Tournament chiefs are determined to minimise the risks to the event, which was cancelled last year for the first time since World War Two due to the onset of the coronavirus pandemic.
But the stipulation is unlikely to go down well with some leading players, who traditionally book out private houses in south-west London for the duration of the event.
The All England Club said in a statement: “In line with UK government and public health guidance, we are putting in place a variety of infection control measures in line with our aspiration to stage a safe, best practice and trusted event in 2021.

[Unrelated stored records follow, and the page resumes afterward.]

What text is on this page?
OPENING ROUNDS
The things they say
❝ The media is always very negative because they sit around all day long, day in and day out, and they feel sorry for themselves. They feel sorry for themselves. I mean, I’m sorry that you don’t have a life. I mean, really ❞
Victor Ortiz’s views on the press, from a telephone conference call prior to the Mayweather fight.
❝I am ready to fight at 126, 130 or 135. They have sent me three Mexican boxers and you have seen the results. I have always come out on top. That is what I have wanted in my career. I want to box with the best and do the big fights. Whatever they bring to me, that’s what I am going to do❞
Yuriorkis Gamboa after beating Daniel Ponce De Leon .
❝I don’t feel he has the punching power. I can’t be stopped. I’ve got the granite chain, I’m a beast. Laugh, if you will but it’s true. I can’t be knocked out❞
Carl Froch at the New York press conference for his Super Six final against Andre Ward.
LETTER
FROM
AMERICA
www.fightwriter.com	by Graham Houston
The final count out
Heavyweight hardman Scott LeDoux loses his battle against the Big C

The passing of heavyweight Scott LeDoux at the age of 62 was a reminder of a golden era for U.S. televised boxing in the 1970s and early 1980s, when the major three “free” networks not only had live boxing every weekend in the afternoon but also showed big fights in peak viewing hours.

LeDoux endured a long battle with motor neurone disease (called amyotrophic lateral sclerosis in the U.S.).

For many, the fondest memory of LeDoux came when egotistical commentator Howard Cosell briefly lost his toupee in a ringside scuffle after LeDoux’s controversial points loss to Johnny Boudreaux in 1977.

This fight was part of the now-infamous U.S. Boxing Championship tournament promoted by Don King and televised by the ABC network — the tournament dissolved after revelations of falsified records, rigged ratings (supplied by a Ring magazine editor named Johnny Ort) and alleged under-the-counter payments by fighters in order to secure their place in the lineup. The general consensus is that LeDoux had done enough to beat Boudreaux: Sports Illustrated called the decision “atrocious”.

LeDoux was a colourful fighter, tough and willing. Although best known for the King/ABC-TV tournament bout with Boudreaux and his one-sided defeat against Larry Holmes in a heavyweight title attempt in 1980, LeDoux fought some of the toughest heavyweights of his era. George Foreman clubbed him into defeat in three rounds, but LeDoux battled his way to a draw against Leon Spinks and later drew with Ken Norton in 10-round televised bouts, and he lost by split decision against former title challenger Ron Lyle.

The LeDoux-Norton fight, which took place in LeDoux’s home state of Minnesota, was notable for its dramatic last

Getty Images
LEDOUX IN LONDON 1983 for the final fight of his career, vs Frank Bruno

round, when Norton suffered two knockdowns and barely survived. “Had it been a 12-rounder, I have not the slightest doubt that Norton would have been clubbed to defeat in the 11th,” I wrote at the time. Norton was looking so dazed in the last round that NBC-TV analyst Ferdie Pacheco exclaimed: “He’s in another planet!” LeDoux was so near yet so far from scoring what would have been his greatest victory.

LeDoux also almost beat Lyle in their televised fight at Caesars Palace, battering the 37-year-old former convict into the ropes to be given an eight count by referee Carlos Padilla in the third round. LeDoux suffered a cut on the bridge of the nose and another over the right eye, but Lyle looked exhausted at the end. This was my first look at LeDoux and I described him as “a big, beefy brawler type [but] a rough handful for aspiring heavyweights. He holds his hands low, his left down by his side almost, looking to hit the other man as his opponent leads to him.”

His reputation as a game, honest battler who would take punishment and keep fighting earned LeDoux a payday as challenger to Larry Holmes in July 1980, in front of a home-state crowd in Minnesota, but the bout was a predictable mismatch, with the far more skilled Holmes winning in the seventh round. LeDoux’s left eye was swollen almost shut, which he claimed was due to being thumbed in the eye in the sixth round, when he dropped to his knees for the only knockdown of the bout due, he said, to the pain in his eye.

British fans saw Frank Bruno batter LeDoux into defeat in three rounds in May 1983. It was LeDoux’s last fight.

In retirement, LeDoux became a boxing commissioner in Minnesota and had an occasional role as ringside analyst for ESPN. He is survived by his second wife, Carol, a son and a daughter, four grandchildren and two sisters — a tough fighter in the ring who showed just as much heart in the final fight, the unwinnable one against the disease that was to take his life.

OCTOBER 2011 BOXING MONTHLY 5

“One of the priority measures is to create a minimised risk environment for the players. As such, based on current guidance, there will be official hotels for all players, their support teams, and key groups such as officials, which will be a mandatory requirement for entry into this year’s Championships.”
Wimbledon is scheduled to start on 28 June, one week after the government is planning to lift all legal restrictions on social-distancing as part of its ‘roadmap’ out of the pandemic.
But any decision on potential spectator capacity for the Championships will depend upon confirmation of the government’s position at the time of the start of the event.
This year’s Australian Open took place amid tight restrictions in Melbourne, with 72 players forced to undertake strict two-week quarantines in their hotel rooms after arriving in the country.
The move incurred the wrath of world number one Novak Djokovic, who despite not being one of the players subjected to hard quarantine, argued players should be allowed to stay and train in private houses.